On p.112-113 of volume 10-1 of Gauss's werke, which contain an unpublished fragment dated to 1805, Gauss states some results on cubic and biquadratic "Gaussian periods" in a trigonometric form. Here is a Google translation of this fragment:
Cubic: Let $4p = a^2+27b^2$, so that: $\frac{a}{\sqrt{4p}} = cos\varphi, \frac{b\sqrt{27}}{\sqrt{4p}} = sin\varphi$. Then the period of order $\frac{1}{3}(p-1)$ is: $$-\frac{1}{3}+\frac{2}{3}cos\frac{1}{3}\varphi \sqrt{p}$$ Biquadratic: Let $p = a^2+4b^2$, so that: $\frac{a}{\sqrt{p}} = cos\varphi, \frac{2b}{\sqrt{p}} = sin\varphi$. Then the period of order $\frac{1}{4}(p-1)$ is: $$-\frac{1}{4}+\frac{1}{4}\sqrt{p}+\frac{1}{2}\sqrt{p}\cdot cos\frac{1}{2}\varphi = \prod$$, and: $${\prod}^0 + i\prod'-\prod''- i\prod''' = \sqrt{p}\cdot (\frac{a+b\sqrt{-4}}{a-b\sqrt{-4}})^{\frac{1}{4}}$$
Just to make things clearer: $p$ is a prime number, and Bachmann (the commentor on Gauss's number theoretical works) remarked that the result for the cubic case is connected to article 358 of Gauss's Disquisitions Arithmeticae.

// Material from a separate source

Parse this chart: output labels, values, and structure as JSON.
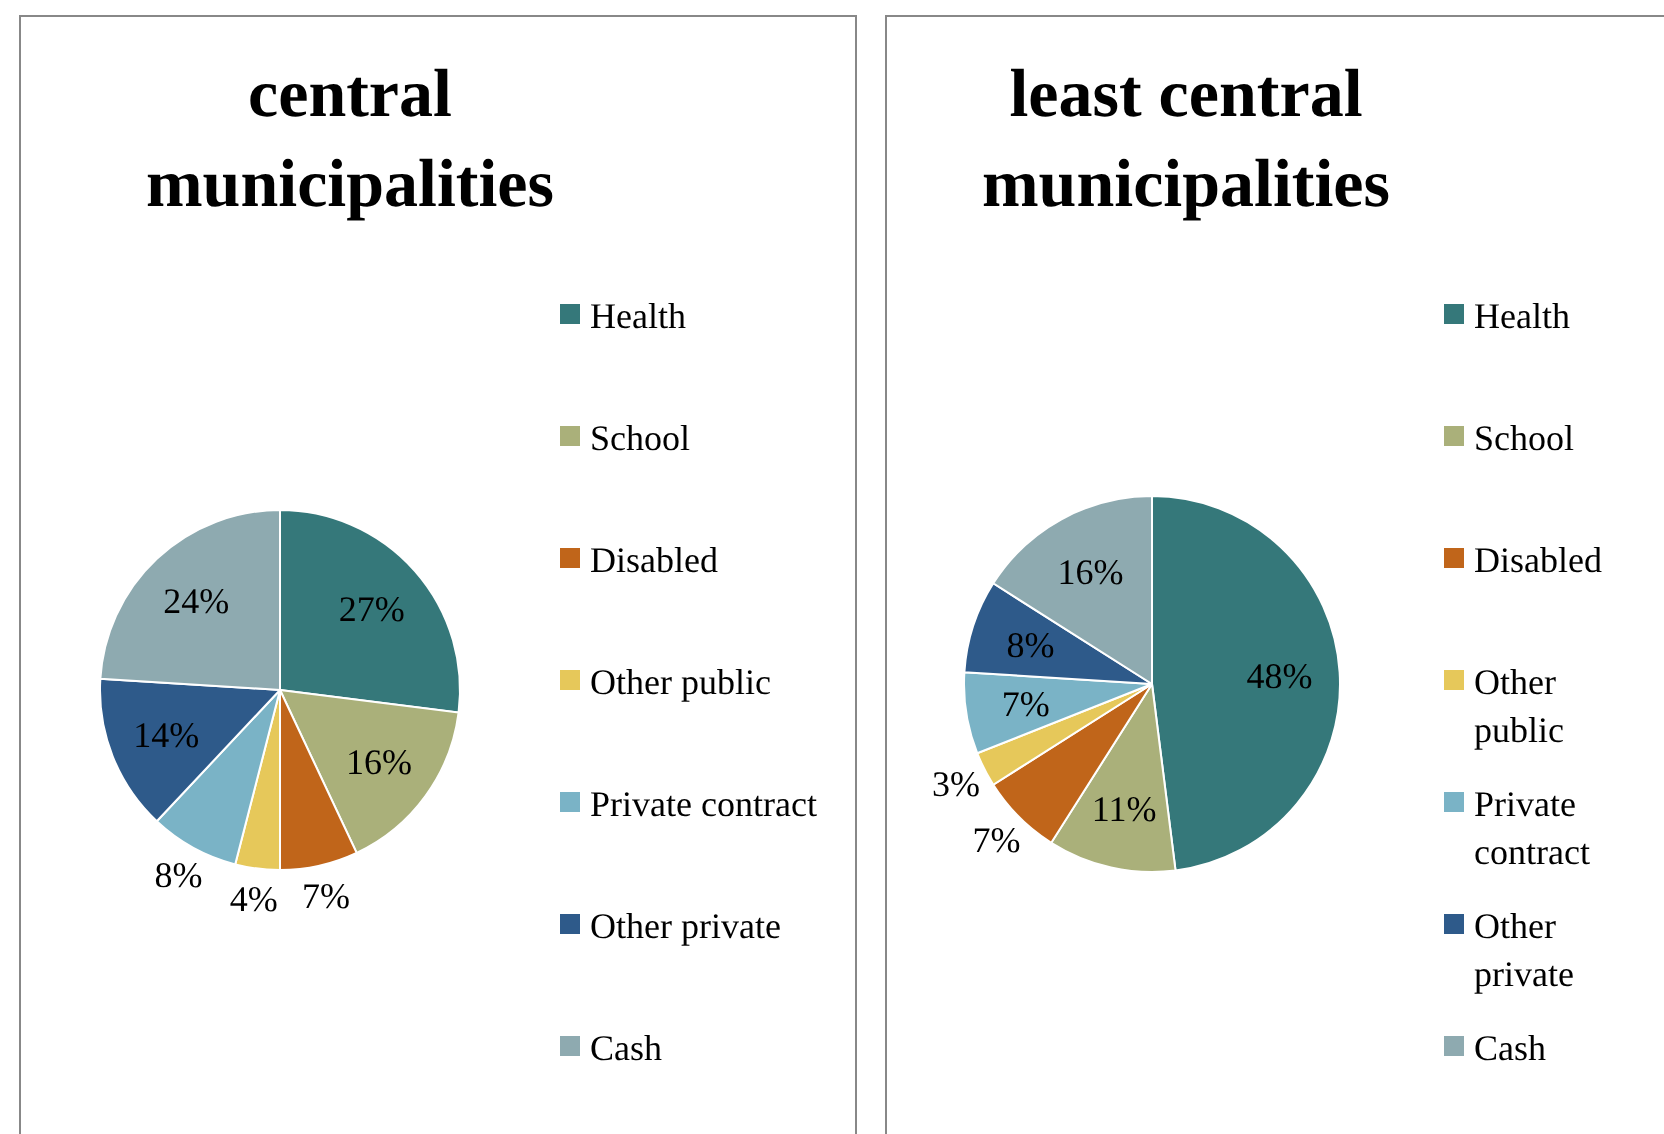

I believe that, except the last result, the trigonometric form of the cubic and biquadratic "Gaussian periods" can be explained by someone who is familiar with the theory of Gauss sums. However, the last result is unclear since Gauss doesn't define ${\prod}^0, \prod',\prod'',\prod'''$. Therefore, the first priority in considering this question is explaining the meaning of those symbols. In addition, any useful comment about the trigonometric form of the Gaussian periods will be blessed!
I checked in article 358 of the D.A and I saw that the result for the cubic case already appears in Gauss's footnote to this article, but with different notation:
Note that here Gauss denotes the prime number by $4n = M^2+27N^2$ (the prime number is $n$), and the Gaussian period by $p$.

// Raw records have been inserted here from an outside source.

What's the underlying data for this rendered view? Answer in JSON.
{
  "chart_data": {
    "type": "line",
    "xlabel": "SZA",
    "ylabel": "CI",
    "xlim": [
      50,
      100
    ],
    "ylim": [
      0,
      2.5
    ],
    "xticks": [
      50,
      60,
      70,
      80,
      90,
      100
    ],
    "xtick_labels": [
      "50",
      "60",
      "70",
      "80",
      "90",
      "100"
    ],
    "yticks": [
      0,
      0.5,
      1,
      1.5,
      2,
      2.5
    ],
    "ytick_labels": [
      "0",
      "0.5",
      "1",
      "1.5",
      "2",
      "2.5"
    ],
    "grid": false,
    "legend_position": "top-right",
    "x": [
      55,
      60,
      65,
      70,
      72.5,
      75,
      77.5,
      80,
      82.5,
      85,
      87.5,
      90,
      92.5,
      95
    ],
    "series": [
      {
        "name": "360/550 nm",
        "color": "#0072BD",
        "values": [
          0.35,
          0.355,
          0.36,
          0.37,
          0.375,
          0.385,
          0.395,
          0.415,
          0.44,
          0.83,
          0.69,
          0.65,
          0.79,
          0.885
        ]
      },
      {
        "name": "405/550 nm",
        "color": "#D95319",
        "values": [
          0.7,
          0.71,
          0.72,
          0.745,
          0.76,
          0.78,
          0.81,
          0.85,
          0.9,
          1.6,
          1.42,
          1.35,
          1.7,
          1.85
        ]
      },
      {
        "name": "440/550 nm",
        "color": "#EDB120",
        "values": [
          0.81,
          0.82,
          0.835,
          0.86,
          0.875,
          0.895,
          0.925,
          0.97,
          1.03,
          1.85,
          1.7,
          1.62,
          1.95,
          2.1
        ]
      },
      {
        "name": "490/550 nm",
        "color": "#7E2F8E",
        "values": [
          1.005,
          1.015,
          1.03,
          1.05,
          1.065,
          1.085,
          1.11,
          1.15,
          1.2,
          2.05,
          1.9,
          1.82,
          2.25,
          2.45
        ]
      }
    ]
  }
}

In light of this footnote to article 358 of D.A, i believe i can give an answer to the notational aspects of my own question. I think i understand what is the meaning of ${\prod}^0, \prod',\prod'',\prod'''$, for the biquadratic case. There are $p-1$ invertible residues modulo $p$, of which exactly $(p-1)/4$ are quartic residues, and $3(p-1)/4$ are quartic non-residues. The quartic residues form a subgroup of index 4 of the group of invertible residues. Therefore, i think that ${\prod}^0$ is the Gauss sum over the quartic residues, $\prod'$ is the Gauss sum over the first coset of the subgroup of quartic residues, $\prod''$ its second coset and $\prod'''$ its third coset. Those four Gauss sums are weighted by the four units in the Gaussian integers $+1,+i,-1,-i$, and then summed up. Obviously i have no idea how to get the result
$${\prod}^0 + i\prod'-\prod''- i\prod''' = \sqrt{p}\cdot (\frac{a+b\sqrt{-4}}{a-b\sqrt{-4}})^{\frac{1}{4}}$$
Note also that this result is analogous to the one that appears in the footnote, for the cubic case; $p+\epsilon p'+{\epsilon}^2p'' = (n(M+N\sqrt{-27})/2)^{\frac{1}{3}}$.
My answer clarified what is meant in Gauss's result, but i still didn't find sources that discuss the particular result of Gauss for the biquadratic case (Gauss's footnote to art. 358, which treats the cubic case, is already discussed in Lemermeyer's book on reciprocity laws). Therefore, i'll be glad if someone will give a source that discusses this result.